|Egg, Deb, and Deb's dad, Jim|
He is my baby brother and to this six-year-old girl, he became my living doll. He was a precious toddler––all boy, as they say. He used to walk around with nothing but a dirty face and a diaper filled with Matchbox and Dinky toys. He would walk, squat, pull the little cars out of his diaper and start playing instantly. The owners of the cars would always always have the same names. Bill, Frank, Joe. “Hey, Joe, I like your car. Thanks, Frank. Here comes Bill. Hi, Bill. Hi, Joe. Hi, Frank.” After this scintillating exchange, and some good car crashes, he would pick up the cars and imaginary guys, stuff them in his diaper and he was on his way to scout another location. Precious. Cutest little thing in the world he was.
And I loved him. Adored him really.
But as with all good things, that love came with control. He was my little puppet and I was his loving but demanding puppet master. And yet, he loved it! Translation––he was too young to know what I was doing.
So we played our games. Every day. Little tiger, little lion. I was the owner of the animal and he was the tiger or lion, depending on his master’s whim. I tied a scarf around his neck and attached it to a rope and lead him around calling out instructions. “Time to eat, little lion, time to drink, little tiger, time to jump off the chesterfield, little lion, time to leap through the hoola hoop, little tiger.” And we played for hours.
I like to think I had something to do with developing his imagination, but I am sure I didn’t. The Egg was born with a vivid imagination. I remember hearing him on the landing at the top of the stairs playing with the hockey guys he had cut out of the newspaper. He assumed all roles in that game from the trumpet playing “Oh Canada” to the roar of the crowd to the comments from the coaches. He would play for hours on end and it is one of my favourtite memories.
He is creative, he is an artist, he is athletic. And all through his adult life, he has had ideas. If just one of his creative ideas had come to fruition, he would have been a billionaire. But they didn’t and he didn’t. He has a good solid job which pays him well and which he enjoys to a degree. But it was not what he envisioned for himself at all. In the meantime, he became something I never would have suspected of him. He became a devoted, loving and selfless Dad. After the party decades, I never thought I’d see the day.
I know that he had big dreams and I know he has struggled with them not coming true.
But as I watch him today I think, “Isn’t it funny how we never dream the small things––as if success in these things is not really success in life.” We never dream of being great parents who work hard to give our kids something we never had.
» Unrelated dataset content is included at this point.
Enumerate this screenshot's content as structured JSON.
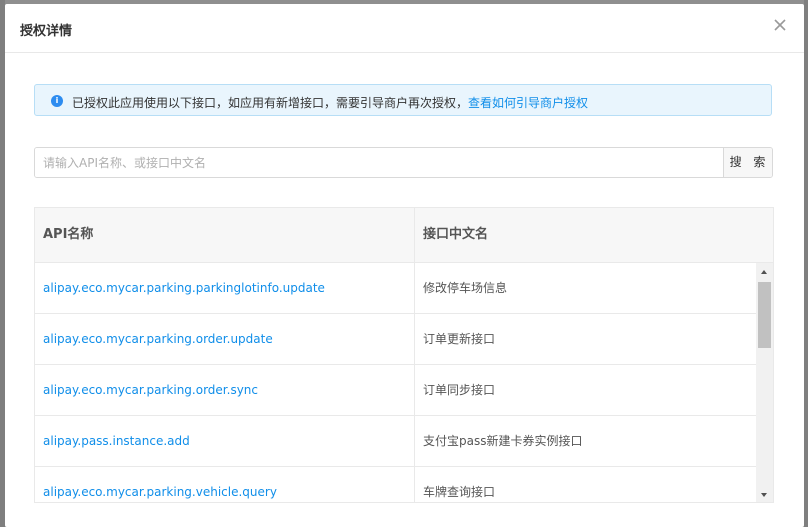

We don’t dream of how satisfying that will be and how great the rewards. We dream of being rich or famous or hugely successful in our chosen field and we are right to dream those dreams.
But I look at my brother today, healthy, married to a loving wife, with two gorgeous kids, and I see his riches. I have such admiration for him and his devotion to his good life. I watch him become the loveliest parts of my Dad and I thank God because I know I will always have my Dad in him. But mostly I am a fan. He would never know this because in our society we tend to judge each other by what we do for a living and how glamourous it is and so he would never suspect my deep admiration. I wish it weren’t so. I wish we judged each other solely on our hearts and wits and empathy. But we don’t. Even if we mean to, we don’t. I love my brother. If his heart was measured in gold, he wouldn’t be able to stand.
To view my cute as a button brother and his loving but bossy sister, enjoy these old super 8 snippets. My bossiness knows no bounds!!! How we laugh at these in our family!
Barbara: Oh, Deb, are these ever precious!!! I have no super-8 video of my childhood, but I do remember how much we all enjoyed a good family slide show.
Yup, I was the bossy one too, as my sisters will attest (although they have claimed they liked it—not the “bossy” part so much, but the time we shared together and the love they knew I felt for them). I was forever commanding performances and directing them and making them my babies (or the Dads, because, you know, I had to be the Mom.)
But I think the emotional centre of your piece today is that part about your brother’s dreams not turning out quite the way he thought, and the value we place on abstract, professional accomplishments. I know I get caught up in that too. Not judging people on their triumphs so much as judging myself on my lack thereof. I think this whole notion is the crux on which midlife rotates. You got this far and suddenly wonder if it's far enough, or you're absolutely sure it's not. So now what? Well, the axis keeps rotating, and you keep turning with it. And, if you're lucky, you've got a whole slew of satellites orbiting with you, reminding you of the simple beauty of ... this.
I love when you say: “I wish we judged each other solely on our hearts and wits and empathy.” And I actually wonder if in our heart of hearts this isn’t exactly how we judge people. Because so often it’s who we touch, not how we touched them, that lasts, rippling down through generations.
Oh, my heart is just warm and glowing right now! Thanks, Deb, for a beautiful testament, but also for a loving, true and profound reminder. You, too, are worth your weight in gold, my dear. Mwah!